今回は少しでも復興のお手伝いをしたいということで近隣のお坊さん25人と共にボランティアと慰霊に行ってきたのですが、ボランティアをしての感想と問題点をお伝えしたいと思います。私の勝手な見解もあるかと思いますのでもしかすると現実と違ったところがあるかもしれませんのでご了承ください。

まず1つは、「ボランティアの方々の仕事は思っているよりも過酷で、そして他人から評価されづらい地味な作業だ」ということです。

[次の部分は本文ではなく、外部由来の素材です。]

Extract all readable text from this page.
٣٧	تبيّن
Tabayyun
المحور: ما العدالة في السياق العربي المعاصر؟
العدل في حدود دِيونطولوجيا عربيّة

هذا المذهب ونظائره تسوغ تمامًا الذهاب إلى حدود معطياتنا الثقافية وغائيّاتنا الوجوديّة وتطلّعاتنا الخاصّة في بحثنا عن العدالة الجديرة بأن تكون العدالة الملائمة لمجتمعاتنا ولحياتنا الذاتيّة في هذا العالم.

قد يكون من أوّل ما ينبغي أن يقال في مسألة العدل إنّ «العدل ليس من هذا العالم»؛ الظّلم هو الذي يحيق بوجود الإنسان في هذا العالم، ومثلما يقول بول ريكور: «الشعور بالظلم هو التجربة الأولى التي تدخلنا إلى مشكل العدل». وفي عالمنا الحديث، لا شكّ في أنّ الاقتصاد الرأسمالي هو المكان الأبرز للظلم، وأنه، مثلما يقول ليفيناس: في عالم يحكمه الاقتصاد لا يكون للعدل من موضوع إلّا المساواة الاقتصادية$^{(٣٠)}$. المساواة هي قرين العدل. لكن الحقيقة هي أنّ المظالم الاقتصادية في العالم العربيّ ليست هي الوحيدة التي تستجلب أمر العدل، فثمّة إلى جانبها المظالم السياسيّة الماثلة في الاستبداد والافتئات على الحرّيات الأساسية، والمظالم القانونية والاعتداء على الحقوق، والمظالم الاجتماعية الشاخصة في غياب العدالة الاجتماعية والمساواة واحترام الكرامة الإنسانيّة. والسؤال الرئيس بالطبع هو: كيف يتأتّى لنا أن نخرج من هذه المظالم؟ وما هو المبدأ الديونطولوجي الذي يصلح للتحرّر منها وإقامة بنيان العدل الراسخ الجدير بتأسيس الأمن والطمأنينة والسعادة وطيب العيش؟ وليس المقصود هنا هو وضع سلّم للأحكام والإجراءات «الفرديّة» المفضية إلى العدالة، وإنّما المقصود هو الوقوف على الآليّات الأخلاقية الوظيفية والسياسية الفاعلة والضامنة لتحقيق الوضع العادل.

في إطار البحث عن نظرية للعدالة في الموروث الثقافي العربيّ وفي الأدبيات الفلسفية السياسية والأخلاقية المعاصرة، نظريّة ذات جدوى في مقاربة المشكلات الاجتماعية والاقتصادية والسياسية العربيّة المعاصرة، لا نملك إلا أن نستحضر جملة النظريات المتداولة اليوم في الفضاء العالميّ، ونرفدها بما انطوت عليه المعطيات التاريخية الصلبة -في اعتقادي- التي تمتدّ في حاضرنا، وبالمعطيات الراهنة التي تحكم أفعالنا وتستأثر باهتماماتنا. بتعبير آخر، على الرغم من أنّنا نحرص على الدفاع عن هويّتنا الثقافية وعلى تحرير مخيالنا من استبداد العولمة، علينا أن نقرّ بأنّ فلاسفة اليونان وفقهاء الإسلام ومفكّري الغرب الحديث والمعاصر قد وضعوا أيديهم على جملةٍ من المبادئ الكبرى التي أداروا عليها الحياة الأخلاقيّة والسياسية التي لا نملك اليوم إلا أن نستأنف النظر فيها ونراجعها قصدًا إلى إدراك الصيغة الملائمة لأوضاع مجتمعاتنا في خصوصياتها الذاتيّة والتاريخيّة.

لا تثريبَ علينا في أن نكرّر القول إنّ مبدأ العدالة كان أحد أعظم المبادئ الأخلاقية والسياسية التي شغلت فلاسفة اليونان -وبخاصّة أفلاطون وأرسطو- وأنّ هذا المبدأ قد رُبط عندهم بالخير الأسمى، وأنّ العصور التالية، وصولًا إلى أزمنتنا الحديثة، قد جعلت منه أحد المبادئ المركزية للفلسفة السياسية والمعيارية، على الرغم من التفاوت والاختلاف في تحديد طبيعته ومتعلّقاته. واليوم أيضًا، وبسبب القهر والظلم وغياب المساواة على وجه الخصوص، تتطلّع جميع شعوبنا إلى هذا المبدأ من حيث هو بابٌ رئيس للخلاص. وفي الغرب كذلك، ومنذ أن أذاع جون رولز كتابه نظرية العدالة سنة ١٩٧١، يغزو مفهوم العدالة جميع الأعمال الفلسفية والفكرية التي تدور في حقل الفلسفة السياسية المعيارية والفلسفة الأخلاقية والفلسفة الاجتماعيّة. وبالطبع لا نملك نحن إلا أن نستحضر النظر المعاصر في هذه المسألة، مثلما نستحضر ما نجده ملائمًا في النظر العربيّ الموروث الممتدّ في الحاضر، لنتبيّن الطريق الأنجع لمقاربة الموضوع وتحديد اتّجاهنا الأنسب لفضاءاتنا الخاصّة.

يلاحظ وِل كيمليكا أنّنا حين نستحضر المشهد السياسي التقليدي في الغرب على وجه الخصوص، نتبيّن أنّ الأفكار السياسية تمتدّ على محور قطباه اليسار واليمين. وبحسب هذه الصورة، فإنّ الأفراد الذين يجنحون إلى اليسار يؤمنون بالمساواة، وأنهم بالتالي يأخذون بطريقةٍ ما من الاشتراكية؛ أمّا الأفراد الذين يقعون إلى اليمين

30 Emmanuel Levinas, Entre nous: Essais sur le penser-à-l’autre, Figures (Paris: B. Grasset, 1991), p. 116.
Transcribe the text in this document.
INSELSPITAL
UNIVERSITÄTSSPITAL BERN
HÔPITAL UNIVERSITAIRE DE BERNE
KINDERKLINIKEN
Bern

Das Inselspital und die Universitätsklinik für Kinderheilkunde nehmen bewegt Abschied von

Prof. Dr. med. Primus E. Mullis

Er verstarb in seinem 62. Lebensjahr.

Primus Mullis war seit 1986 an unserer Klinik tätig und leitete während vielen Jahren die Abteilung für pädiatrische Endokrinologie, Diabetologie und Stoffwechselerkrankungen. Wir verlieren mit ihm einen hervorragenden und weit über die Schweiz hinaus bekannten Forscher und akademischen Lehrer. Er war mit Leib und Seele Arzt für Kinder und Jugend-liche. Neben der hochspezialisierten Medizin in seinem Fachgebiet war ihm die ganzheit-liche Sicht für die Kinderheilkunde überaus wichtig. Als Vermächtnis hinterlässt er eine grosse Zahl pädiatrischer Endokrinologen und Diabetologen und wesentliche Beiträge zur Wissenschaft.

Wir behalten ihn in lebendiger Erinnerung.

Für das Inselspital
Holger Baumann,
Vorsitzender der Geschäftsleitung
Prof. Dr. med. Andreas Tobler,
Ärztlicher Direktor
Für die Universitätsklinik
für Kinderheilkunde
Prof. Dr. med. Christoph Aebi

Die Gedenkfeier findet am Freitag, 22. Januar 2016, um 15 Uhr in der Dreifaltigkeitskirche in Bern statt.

たとえば、私は今回排水溝に詰まった泥とヘドロを土のう袋に詰め、搬出するという作業をしたのですが、1チーム15名で1日作業をしてできたのが、50メートルくらいの排水溝2本の復旧です。1人でなら単純に1カ月かかると思います。もちろんそれには重機も使用しておりますが、多くは人力で行わなければならない部分が多くありました。

もう1つの仕事としては仮設住宅へお届けする日用品の仕分け作業です。食器、歯ブラシ、電池、石鹸など仮設住宅にお配りする物資の仕分け作業です。
これもまた一見簡単そうに見えますが、物資の量、そして配布数が1000単位ですから本当に大変な作業でした。

そんな作業を必要としている場所が町全域、県全域そして東北地方全域に広がっているということです。1人の人間ができる作業を考えると何万人のボランティアが結集して何年かかるのか?全く想像もつかない仕事量となります。

そんな無尽蔵にある仕事量に今立ち向かっているボランティアの方々がいるということ、そしてその方々の多くはテントで何ヶ月も生活をしながらの作業となります。
たとえ仕事としてお金をもらっていても出来ない仕事であり、それがボランティア(無料奉仕)であることは本当に考えられないことです。

仏の教えには「困ったときにはたくさんの菩薩が地面より出現する」とありますが、まさに1人1人が仏様であるかのようです。

そんなボランティア現場の実態としてもう1つ問題となっているのが資金面のことだと思います。現場ではやはり多くの重機を必要とし今までも心ある方々が重機を持ち込んでの復興協力をされてきたようでした。その方々も長期の奉仕をされている間、ガソリン代などの諸経費等で多くの負債を抱えることになるのです。100万円単位の負債を抱え、やむなく被災地を後にするというのが現状のようです。

ボランティアに参加する方々についてもそうです。関西・関東また全国より集まってくる方々の交通費・宿泊費・生活費というのは、そのほとんどが実費となります。仕事を休み、お金と時間を使わなければならない。そんな実態があります。

ここから何年もかかる長期的な作業をしていかなければならない、そのボランティア仕事を支えられる仕組みを作らねばならないと思います。

そして、復興に協力をしたいという多くの方々の声も聞いております。そんな1つ1つの想いも力も集めて被災地へ届けること、これが今「お寺」が出来ることの1つであると思います。

先日も被災された方々への慰霊法要をお寺で行ったところ多くの浄財が集まりました。亡くなった方々と、被災地で苦しんでいられる方々両方に関われるのも「お寺であり僧侶である」と思います。ですがそこにはまだまだ多くの障害があります。

これから有志の方々を募り、復興支援について前向きに話し合っていきたいと思います。
「1人1人のできる小さな事」を「自分しかできない事」たくさん集めていきたい。

そして、それが必ず自分自身の「生きる意味」につながっていくことと信じています。

また協力を頂く時期が来ましたら皆さまにご連絡したいと思いますのでその時はよろしくお願いします。
とにかく今思うことをつらつらと書きました。